Foreign Policy Micro-Initiatives

Matthew Yglesias comments (“Resilience,” The Atlantic.com, 30 October 2007) on Robert Kagan’s Sunday editorial (“Free Elections Come First,” The Washington Post, 28 October 2007, p. B7):

The unfortunate reality for those like Kagan who’d like to believe that an incredibly aggressive, violent, coercion-oriented US foreign policy is the height of moral probity is that living conditions around the world are, in general, improving for the better without us. There are major exceptions in Sub-Saharan Africa and North Korea but there’s nothing about a glance at those places — Iraq, Lebanon, the Palestinian territories — that have benefited from American “democracy promotion” policy that would make any sane person think we need to Kaganize our approach to Russia or China.

This should not be to say that the U.S. should sit passive, but rather than blowing the entire budgetary and soldierly load on one or two high risk foreign policy extravaganzas, what the U.S. should pursue is multifaceted, low-grade, low risk diplomatic pressure and programs across a wide range of countries and issues. It has a higher probability of success, failures have less consequence and unlike massive military interventions, history is on our side here.

Unfortunately foreign policy thinking under the tutelage of George W. Bush, et. al. and the right more generally has taught the country to love the spectacle. The slow, meandering work of diplomacy is no longer enough to capture and hold the imagination of a people who have come to expect “shock and awe,” explosions, daisy-cutter bombs, multi-million dollar airplanes and soldiers looking like a bunch of badasses. No besuited pencil-necks touting human rights reports will suffice for this appetite.

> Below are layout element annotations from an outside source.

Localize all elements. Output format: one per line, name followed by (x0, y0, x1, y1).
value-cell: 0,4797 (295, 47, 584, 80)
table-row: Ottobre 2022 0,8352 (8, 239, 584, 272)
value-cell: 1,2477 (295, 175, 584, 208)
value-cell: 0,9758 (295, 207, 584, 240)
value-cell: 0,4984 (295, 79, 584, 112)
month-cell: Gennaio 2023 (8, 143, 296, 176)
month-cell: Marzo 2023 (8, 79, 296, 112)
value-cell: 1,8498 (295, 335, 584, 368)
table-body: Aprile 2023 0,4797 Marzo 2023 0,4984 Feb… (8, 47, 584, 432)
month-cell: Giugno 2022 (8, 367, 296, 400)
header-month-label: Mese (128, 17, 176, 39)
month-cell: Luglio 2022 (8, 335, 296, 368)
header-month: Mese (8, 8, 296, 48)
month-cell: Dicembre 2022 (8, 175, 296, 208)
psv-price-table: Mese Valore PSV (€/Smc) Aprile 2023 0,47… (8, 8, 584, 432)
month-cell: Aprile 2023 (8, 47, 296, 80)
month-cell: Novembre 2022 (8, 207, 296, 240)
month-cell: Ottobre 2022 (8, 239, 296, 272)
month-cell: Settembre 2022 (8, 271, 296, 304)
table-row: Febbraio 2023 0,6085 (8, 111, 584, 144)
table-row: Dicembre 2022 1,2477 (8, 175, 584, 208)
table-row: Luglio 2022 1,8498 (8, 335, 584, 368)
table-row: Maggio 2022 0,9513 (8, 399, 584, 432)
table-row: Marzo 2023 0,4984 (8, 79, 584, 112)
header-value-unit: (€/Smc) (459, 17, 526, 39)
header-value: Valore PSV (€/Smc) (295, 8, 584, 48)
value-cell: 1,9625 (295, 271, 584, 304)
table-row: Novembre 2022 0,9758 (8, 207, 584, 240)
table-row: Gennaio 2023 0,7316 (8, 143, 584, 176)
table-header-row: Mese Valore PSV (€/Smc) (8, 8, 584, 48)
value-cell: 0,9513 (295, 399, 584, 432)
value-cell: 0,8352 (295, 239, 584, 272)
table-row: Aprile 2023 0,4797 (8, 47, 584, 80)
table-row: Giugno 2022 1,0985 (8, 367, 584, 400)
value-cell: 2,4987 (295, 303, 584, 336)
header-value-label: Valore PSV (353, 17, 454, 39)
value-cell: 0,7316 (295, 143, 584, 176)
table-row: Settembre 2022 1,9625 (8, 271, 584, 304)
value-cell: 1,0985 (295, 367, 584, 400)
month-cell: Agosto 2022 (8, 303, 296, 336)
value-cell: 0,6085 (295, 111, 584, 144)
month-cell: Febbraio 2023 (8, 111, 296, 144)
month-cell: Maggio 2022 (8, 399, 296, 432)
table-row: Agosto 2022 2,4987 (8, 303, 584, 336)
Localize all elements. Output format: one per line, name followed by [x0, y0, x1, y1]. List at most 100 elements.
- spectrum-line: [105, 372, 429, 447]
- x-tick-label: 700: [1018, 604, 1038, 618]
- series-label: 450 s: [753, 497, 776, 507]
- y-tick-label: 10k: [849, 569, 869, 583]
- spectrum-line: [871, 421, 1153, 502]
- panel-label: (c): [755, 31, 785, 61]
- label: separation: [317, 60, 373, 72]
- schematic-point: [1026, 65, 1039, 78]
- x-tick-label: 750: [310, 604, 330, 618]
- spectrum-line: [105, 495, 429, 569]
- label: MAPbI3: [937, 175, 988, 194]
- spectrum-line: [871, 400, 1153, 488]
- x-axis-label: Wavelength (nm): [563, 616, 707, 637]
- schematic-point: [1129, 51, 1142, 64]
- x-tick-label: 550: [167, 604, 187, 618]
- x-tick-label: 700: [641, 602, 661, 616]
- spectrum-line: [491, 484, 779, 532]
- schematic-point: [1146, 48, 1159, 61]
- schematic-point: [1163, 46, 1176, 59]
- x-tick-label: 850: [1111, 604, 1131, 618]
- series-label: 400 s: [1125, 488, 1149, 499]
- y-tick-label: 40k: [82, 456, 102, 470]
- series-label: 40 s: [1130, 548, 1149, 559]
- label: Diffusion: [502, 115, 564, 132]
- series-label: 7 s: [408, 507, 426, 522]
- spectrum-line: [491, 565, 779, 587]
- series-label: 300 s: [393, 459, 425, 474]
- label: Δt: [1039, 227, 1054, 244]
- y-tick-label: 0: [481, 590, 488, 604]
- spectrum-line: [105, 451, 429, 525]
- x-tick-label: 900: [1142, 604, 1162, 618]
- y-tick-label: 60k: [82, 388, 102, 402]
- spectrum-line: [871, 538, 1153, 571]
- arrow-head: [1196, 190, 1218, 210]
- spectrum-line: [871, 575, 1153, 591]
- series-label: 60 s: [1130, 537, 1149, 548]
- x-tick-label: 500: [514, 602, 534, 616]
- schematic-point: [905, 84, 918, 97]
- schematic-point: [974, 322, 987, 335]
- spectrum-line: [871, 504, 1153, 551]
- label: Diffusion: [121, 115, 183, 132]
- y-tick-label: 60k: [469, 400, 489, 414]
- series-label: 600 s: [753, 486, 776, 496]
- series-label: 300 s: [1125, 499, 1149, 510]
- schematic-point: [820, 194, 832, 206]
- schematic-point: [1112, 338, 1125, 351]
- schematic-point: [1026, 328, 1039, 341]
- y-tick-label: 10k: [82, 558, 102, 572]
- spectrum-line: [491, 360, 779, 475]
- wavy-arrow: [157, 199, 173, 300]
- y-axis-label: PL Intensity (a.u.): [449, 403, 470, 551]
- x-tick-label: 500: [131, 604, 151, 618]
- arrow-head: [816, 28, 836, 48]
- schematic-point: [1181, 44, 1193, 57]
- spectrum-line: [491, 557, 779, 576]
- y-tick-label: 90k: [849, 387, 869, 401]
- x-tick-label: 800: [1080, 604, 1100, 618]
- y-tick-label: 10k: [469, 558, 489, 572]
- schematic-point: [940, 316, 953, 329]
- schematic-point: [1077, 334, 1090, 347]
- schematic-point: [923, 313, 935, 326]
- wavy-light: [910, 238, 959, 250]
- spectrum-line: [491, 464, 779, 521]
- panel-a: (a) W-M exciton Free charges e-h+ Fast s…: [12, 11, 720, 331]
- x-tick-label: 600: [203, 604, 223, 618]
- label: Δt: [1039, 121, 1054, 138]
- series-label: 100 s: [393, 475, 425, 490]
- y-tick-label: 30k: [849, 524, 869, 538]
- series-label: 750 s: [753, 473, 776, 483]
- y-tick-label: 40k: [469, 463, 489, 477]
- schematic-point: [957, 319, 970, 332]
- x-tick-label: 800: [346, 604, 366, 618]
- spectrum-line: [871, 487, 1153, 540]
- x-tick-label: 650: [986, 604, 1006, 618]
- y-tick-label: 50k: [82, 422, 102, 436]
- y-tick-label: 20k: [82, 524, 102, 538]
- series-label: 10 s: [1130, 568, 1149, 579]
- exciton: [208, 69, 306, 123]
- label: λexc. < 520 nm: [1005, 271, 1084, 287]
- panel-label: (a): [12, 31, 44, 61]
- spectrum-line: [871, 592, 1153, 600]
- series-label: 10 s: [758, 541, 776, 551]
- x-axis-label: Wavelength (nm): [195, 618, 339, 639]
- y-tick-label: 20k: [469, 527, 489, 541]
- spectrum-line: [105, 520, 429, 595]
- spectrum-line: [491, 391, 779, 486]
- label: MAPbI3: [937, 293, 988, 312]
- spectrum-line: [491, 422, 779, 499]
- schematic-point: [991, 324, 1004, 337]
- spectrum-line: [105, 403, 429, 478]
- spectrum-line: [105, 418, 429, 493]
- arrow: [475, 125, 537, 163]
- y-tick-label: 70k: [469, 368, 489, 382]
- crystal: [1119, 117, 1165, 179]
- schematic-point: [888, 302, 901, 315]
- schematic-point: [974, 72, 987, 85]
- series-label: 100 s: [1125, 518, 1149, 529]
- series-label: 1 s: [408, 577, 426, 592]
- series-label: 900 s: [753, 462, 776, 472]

In this regard the President and Congress are no longer really strategists who take as their primary object the international situation, so much as senior public relations people involved in the creation of images for mass public consumption. The images then become the raw material of a primal American dialog about manliness, virility, strength, fear, safety, children, et cetera that takes place in an almost entirely solipsistic fantasy world. So the terms of our foreign policy debate have become whether or not a scrawny Greek guy looks convincing driving a tank, how manly George Bush looks in a flight suite and who would be better received serving Thanksgiving dinner at a surprise visit to a FOB.

The problem with foreign policy micro-initiatives is that they don’t enter into the symbol system of U.S. political dialogue.